Non sono il tipo che mortifica un donatore con mille salamelecchi del tipo “ma perché ti sei disturbato” o “ma non dovevi” ecc. ecc. Se uno mi fa una carineria, me la fa aspettandosi che io la gradisca e vuole leggere la sorpresa, il piacere e la gioia nei miei occhi. Cosa che ho fatto, ma non per finta: ero davvero sorpreso e contento.
“Accidenti! – ho detto, scostandomi per farlo entrare – hai avuto un’idea fantastica. Vieni, portiamo tutto in cucina.”
Gli ho fatto strada.
“Ma ti ho disturbato.”, ha detto, posando le borse sul tavolo.
“Non preoccuparti, avevo già finito… mi stavo asciugando.”
Ho cominciato a svuotare le borse.
“Dovrei farmi una doccia pure io. – ha detto Beppe – Vado un momento di là… torno fra un po’.”
“Falla qui, dai. – mi è scappato – Il bagno è laggiù. Nell’armadietto trovi gli asciugamani e anche un accappatoio pulito. Io intanto do un’occhiata alla spesa.”
“Grazie… Faccio come se fossi a casa mia?”, ha detto lui, scompigliandomi i capelli ancora umidi.
Mi è piaciuta la prontezza con cui ha accettato l’invito a docciarsi da me e potete immaginare i brividi che mi sono venuti poco dopo, quando ho sentito lo scroscio dell’acqua dalla porta socchiusa del bagno. Pensarlo nudo nel box… Per un momento ho avuto la tentazione di entrare con qualche pretesto, ma non mi è sembrato corretto… ma cosa è corretto, quando la brama di sesso ti divora?
Comunque, mi sono fatto forza e sono rimasto in cucina a preparare le bistecche per la griglia. Stavo giusto massaggiando la carne con le spezie, quando l’ho sentito affacciarsi alla porta della cucina.
“L’insalata è già pronta, - ho detto, senza girarmi – condiscila, se ti va: io intanto preparo la griglia.”
“Sì, chef. - ha risposto – Dove trovo il necessario?”
Mi sono girato per dargli indicazioni e mi sono bloccato, fissandolo a bocca aperta: Beppe era lì, solo con un accappatoio allacciato in vita, che mostrava un generoso triangolo del suo petto ben modellato, coperto da una leggera peluria ambrata, e le gambe snelle dal ginocchio in giù.
“C’è qualcosa che non va? – ha chiesto lui – Scusa se ho usato il tuo accappatoio, non volevo rimettermi addosso la roba sudata. Spero di non essermi permesso troppo.”
Ho fatto segno di no con la testa.
“E’… è che sei uno schianto!”, mi è sfuggito.

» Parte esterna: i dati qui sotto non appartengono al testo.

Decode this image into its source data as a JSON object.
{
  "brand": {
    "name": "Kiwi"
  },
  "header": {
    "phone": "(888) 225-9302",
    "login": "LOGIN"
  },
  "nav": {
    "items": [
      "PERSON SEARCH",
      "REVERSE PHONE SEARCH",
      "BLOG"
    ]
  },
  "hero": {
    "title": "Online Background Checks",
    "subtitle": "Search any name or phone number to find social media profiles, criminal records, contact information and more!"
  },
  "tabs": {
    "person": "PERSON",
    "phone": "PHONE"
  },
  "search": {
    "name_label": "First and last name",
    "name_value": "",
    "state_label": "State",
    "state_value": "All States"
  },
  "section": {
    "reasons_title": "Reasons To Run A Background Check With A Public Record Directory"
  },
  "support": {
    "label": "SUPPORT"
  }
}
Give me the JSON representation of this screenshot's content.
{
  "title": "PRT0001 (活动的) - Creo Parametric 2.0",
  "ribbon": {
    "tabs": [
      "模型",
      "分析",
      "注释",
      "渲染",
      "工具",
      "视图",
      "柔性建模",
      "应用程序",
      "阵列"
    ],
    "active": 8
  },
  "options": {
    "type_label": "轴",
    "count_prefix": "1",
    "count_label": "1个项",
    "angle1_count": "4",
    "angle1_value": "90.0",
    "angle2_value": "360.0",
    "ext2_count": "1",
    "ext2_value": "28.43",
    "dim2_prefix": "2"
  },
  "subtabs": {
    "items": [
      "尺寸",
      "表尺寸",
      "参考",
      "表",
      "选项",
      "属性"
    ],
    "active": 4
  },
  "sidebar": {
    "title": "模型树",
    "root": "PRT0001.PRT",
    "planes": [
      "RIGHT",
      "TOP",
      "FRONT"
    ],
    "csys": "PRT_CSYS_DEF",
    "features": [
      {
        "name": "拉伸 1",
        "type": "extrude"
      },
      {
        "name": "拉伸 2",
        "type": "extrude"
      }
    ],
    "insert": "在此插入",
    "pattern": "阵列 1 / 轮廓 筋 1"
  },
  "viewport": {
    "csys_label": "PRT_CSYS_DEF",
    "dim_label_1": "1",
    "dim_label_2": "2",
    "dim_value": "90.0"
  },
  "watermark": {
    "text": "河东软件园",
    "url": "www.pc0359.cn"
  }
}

Mi sono morso subito la lingua, ma, come dice il poeta, voce dal sen fuggita… Ormai la frittata era fatta. Mi sono sentito bruciare la faccia e, senza dire altro, sono tornato a girarmi verso le braciole, sulle quali ho poggiato, le mani che mi tremavano per la vergogna di essermi scoperto e il timore d’averlo offeso.

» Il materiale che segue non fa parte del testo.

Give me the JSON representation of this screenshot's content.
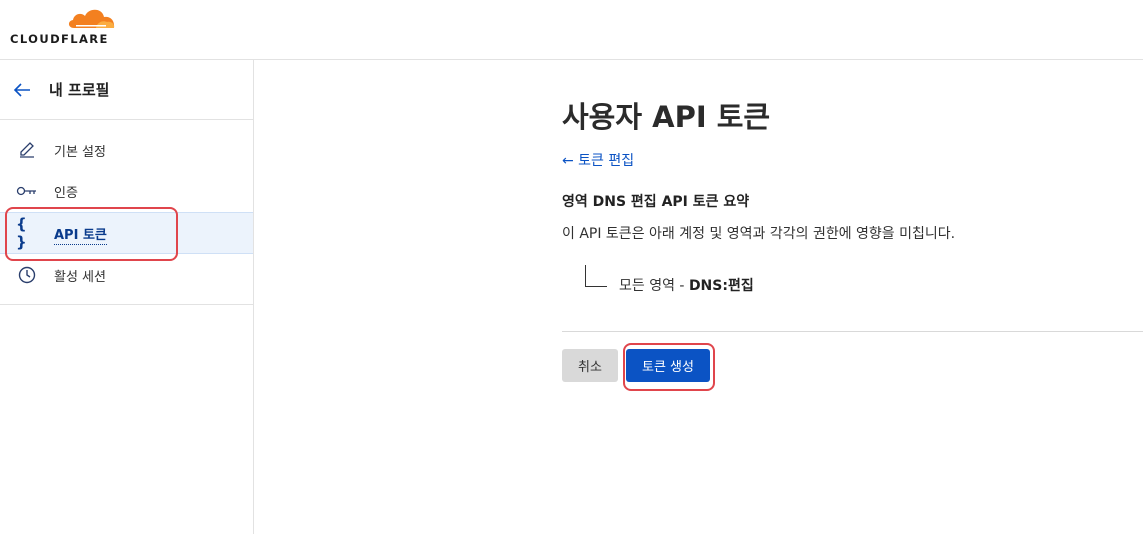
{
  "brand": {
    "logo_text": "CLOUDFLARE",
    "accent": "#f38020"
  },
  "sidebar": {
    "title": "내 프로필",
    "items": [
      {
        "label": "기본 설정",
        "icon": "pencil-icon"
      },
      {
        "label": "인증",
        "icon": "key-icon"
      },
      {
        "label": "API 토큰",
        "icon": "curly-braces-icon",
        "active": true
      },
      {
        "label": "활성 세션",
        "icon": "clock-icon"
      }
    ]
  },
  "main": {
    "title": "사용자 API 토큰",
    "back_link": "← 토큰 편집",
    "summary_title": "영역 DNS 편집 API 토큰 요약",
    "description": "이 API 토큰은 아래 계정 및 영역과 각각의 권한에 영향을 미칩니다.",
    "permission": {
      "scope": "모든 영역 - ",
      "perm": "DNS:편집"
    },
    "cancel_label": "취소",
    "create_label": "토큰 생성"
  },
  "colors": {
    "primary": "#0b53c4",
    "highlight": "#e0454c",
    "active_bg": "#ecf3fc"
  }
}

Ma lui si è avvicinato, mi ha stretto le braccia con le mani e si è chinato a darmi un bacio leggero nell’incavo del collo.

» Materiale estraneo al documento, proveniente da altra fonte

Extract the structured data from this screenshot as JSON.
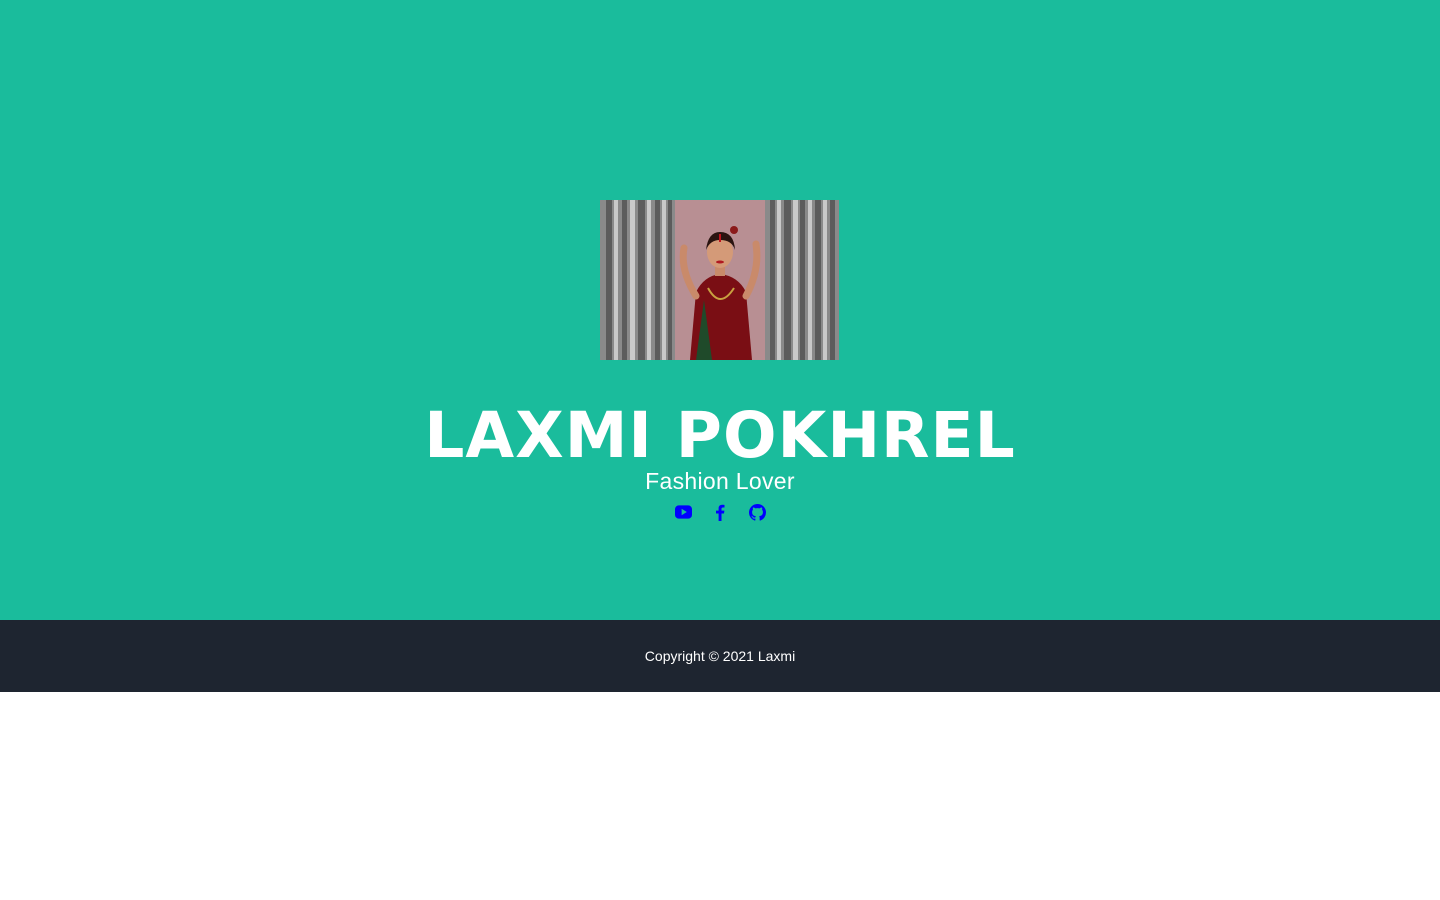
{
  "profile": {
    "name": "LAXMI POKHREL",
    "tagline": "Fashion Lover"
  },
  "social": [
    {
      "icon": "youtube-icon",
      "color": "#0000ff"
    },
    {
      "icon": "facebook-icon",
      "color": "#0000ff"
    },
    {
      "icon": "github-icon",
      "color": "#0000ff"
    }
  ],
  "footer": {
    "copyright": "Copyright © 2021 Laxmi"
  },
  "colors": {
    "hero_bg": "#1abc9c",
    "footer_bg": "#1e2530",
    "text": "#ffffff",
    "icon": "#0000ff"
  }
}
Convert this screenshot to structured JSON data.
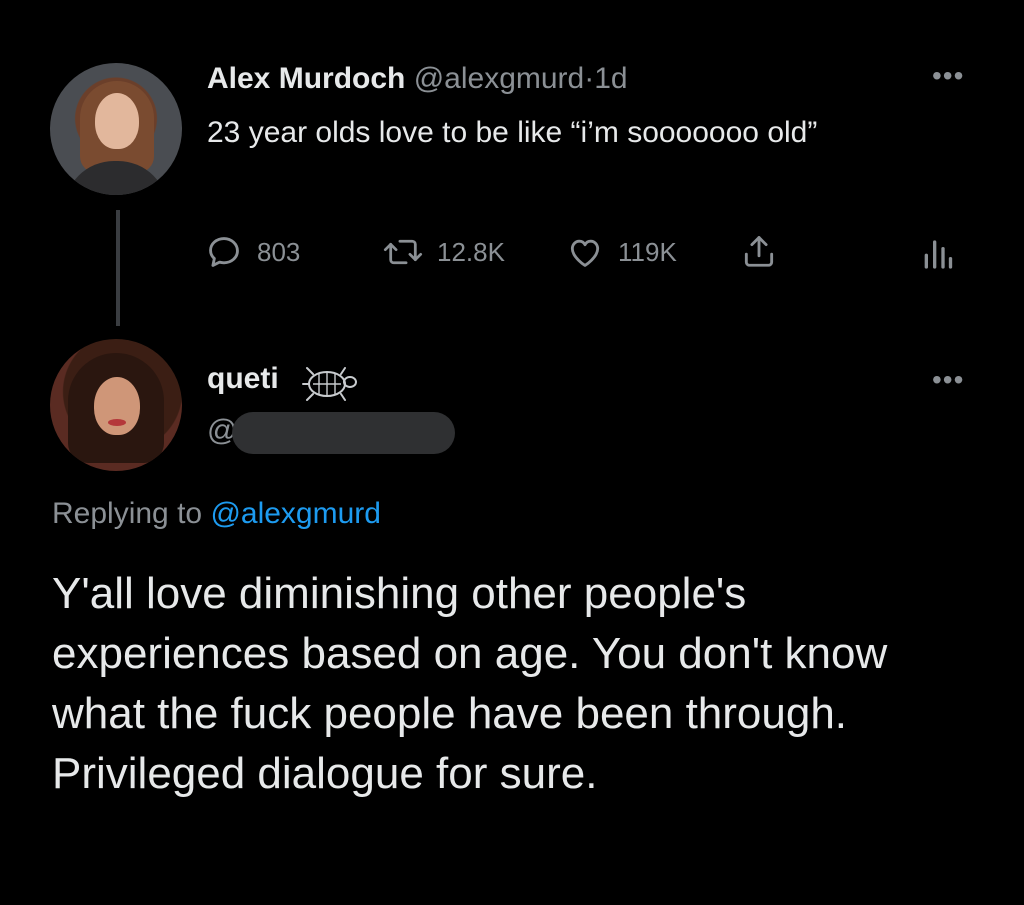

“Meno male che ho messo il tuo accappatoio, - ha sussurrato mentre mi faceva girare – altrimenti, chissà quanto tempo ci avremmo messo.”, e ha poggiato le labbra sulle mie.
Che volete che dica? Le mie labbra si sono dischiuse prima ancora che il mio cervello elaborasse la cosa e mandasse loro l’ordine di aprirsi. La sua lingua calda… pastosa… mi è scivolata in bocca, prendendone possesso con dolce prepotenza. Ero così imbambolato, che per un momento non ho reagito; ma solo un momento, perché presto, con un gemito famelico, gli ho preso il volto fra le mani e la mia lingua ha preso a guizzare intorno alla sua in una danza selvaggia di passione, inseguendola nella sua bocca e poi risucchiandola nuovamente nella mia. Poi, senza aprire gli occhi, né staccare le labbra dalle sue, gli ho sciolto la cintura dell’accappatoio, ci ho infilato le braccia sotto e l’ho stretto a me in un abbraccio frenetico, vieppiù infiammato dal calore del suo corpo, dalla levigatezza della sua pelle, dal profumo, che era quello del mio bagnoschiuma, ma che su di lui sprigionava una fragranza inebriante come non mai.
Ero completamente partito, quando ci siamo sciolti dal bacio e dall’abbraccio.
“Wow!”, ha esclamato Beppe con un sorriso sulle labbra ancora umide.
Ho riaperto gli occhi e ho sorriso pure io come un ebete, non sapendo che dire, la testa completamente vuota e una voglia matta di tornare a baciarlo.